Gaining Momentum in CORE

Updates about SIF’s national initiative as we near the end of our cohort learning.

Over three years ago, the Social Innovation Forum (SIF) began looking deeply at our values and asking big questions about our work as a place-based intermediary. We had been introduced to a range of similar organizations around the country and as the pandemic arrived, it offered the opportunity for greater connection with these like-minded organizations. This led to SIF undertaking a national initiative of forming a peer-led learning cohort, Community Organizations Reimagining Ecosystems (CORE). 
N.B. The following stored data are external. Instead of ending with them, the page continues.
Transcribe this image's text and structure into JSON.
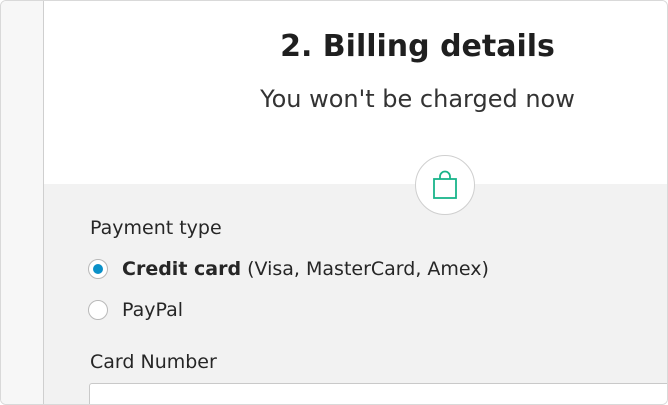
{
  "heading": {
    "title": "2. Billing details",
    "subtitle": "You won't be charged now"
  },
  "icon": "shopping-bag-icon",
  "colors": {
    "accent_green": "#1ab48a",
    "radio_selected": "#0a90c8",
    "panel_bg": "#f2f2f2"
  },
  "payment": {
    "label": "Payment type",
    "options": [
      {
        "name": "Credit card",
        "detail": " (Visa, MasterCard, Amex)",
        "selected": true
      },
      {
        "name": "PayPal",
        "detail": "",
        "selected": false
      }
    ]
  },
  "card_number": {
    "label": "Card Number",
    "value": ""
  }
}
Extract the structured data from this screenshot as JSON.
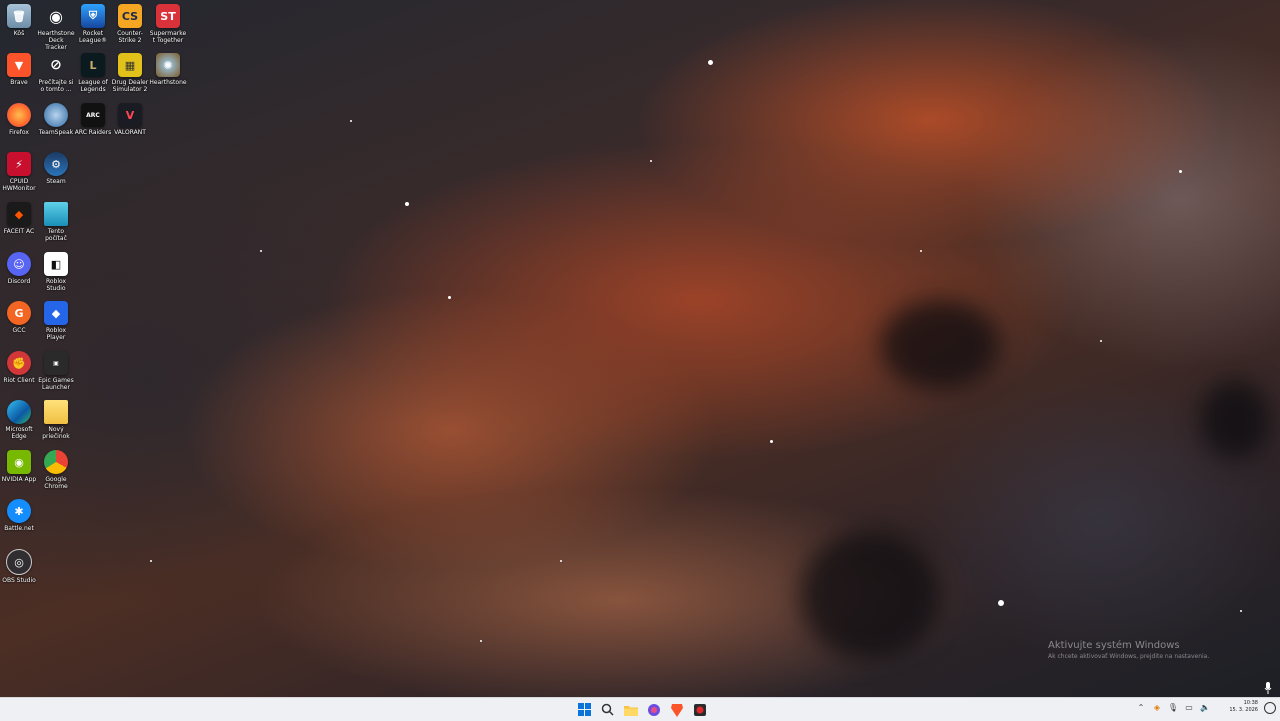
{
  "desktop": {
    "icons": [
      {
        "label": "Kôš"
      },
      {
        "label": "Hearthstone Deck Tracker"
      },
      {
        "label": "Rocket League®"
      },
      {
        "label": "Counter-Strike 2"
      },
      {
        "label": "Supermarket Together"
      },
      {
        "label": "Brave"
      },
      {
        "label": "Prečítajte si o tomto ..."
      },
      {
        "label": "League of Legends"
      },
      {
        "label": "Drug Dealer Simulator 2"
      },
      {
        "label": "Hearthstone"
      },
      {
        "label": "Firefox"
      },
      {
        "label": "TeamSpeak"
      },
      {
        "label": "ARC Raiders"
      },
      {
        "label": "VALORANT"
      },
      {
        "label": "CPUID HWMonitor"
      },
      {
        "label": "Steam"
      },
      {
        "label": "FACEIT AC"
      },
      {
        "label": "Tento počítač"
      },
      {
        "label": "Discord"
      },
      {
        "label": "Roblox Studio"
      },
      {
        "label": "GCC"
      },
      {
        "label": "Roblox Player"
      },
      {
        "label": "Riot Client"
      },
      {
        "label": "Epic Games Launcher"
      },
      {
        "label": "Microsoft Edge"
      },
      {
        "label": "Nový priečinok"
      },
      {
        "label": "NVIDIA App"
      },
      {
        "label": "Google Chrome"
      },
      {
        "label": "Battle.net"
      },
      {
        "label": "OBS Studio"
      }
    ]
  },
  "watermark": {
    "title": "Aktivujte systém Windows",
    "subtitle": "Ak chcete aktivovať Windows, prejdite na nastavenia."
  },
  "taskbar": {
    "clock_time": "10:38",
    "clock_date": "15. 3. 2026"
  }
}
Funded by Fidelity Charitable and the Allstate Foundation, SIF has been the lead planner and facilitator of CORE for the past 18 months. CORE has woven the fabric of connection and learning between eight groups around the US, from Seattle, Austin, New Orleans, D.C., Los Angeles, Detroit, and Boston. Our place-based disruptive change models have found partnerships, peers, collaborators, and a larger community. We have woven a larger web of conversations around what it means for those closest to the community to drive and facilitate change, and how impartial partners can facilitate and push values-based change in a productive way. Our work has begun to show us, and a broader community, that nimble impartial stakeholders have the ability to share power, shift, and move change in complex ways.

Throughout the 18 months, we've been traversing a fascinating set of topics from liberatory practices to marketplace approaches to power-sharing. Learning alongside one another has shown that we have much to gain from one another and that we can help other communities learn from the structures we have built. Based on our discussions in CORE, we are seeing many scalable aspects and evidence for how place-based work is important in both building connections and in transferring work to share knowledge and models. We are beginning to focus on the building of a national network for place-based intermediaries to elevate these models to funders and bring more attention to the change taking place in our communities.  

We will be working with our CORE partners to publish a paper this summer and to continue formalizing tangible strategies in place-based work. We hope that we can elevate practices and values that can continue to guide innovative and impactful change in our communities.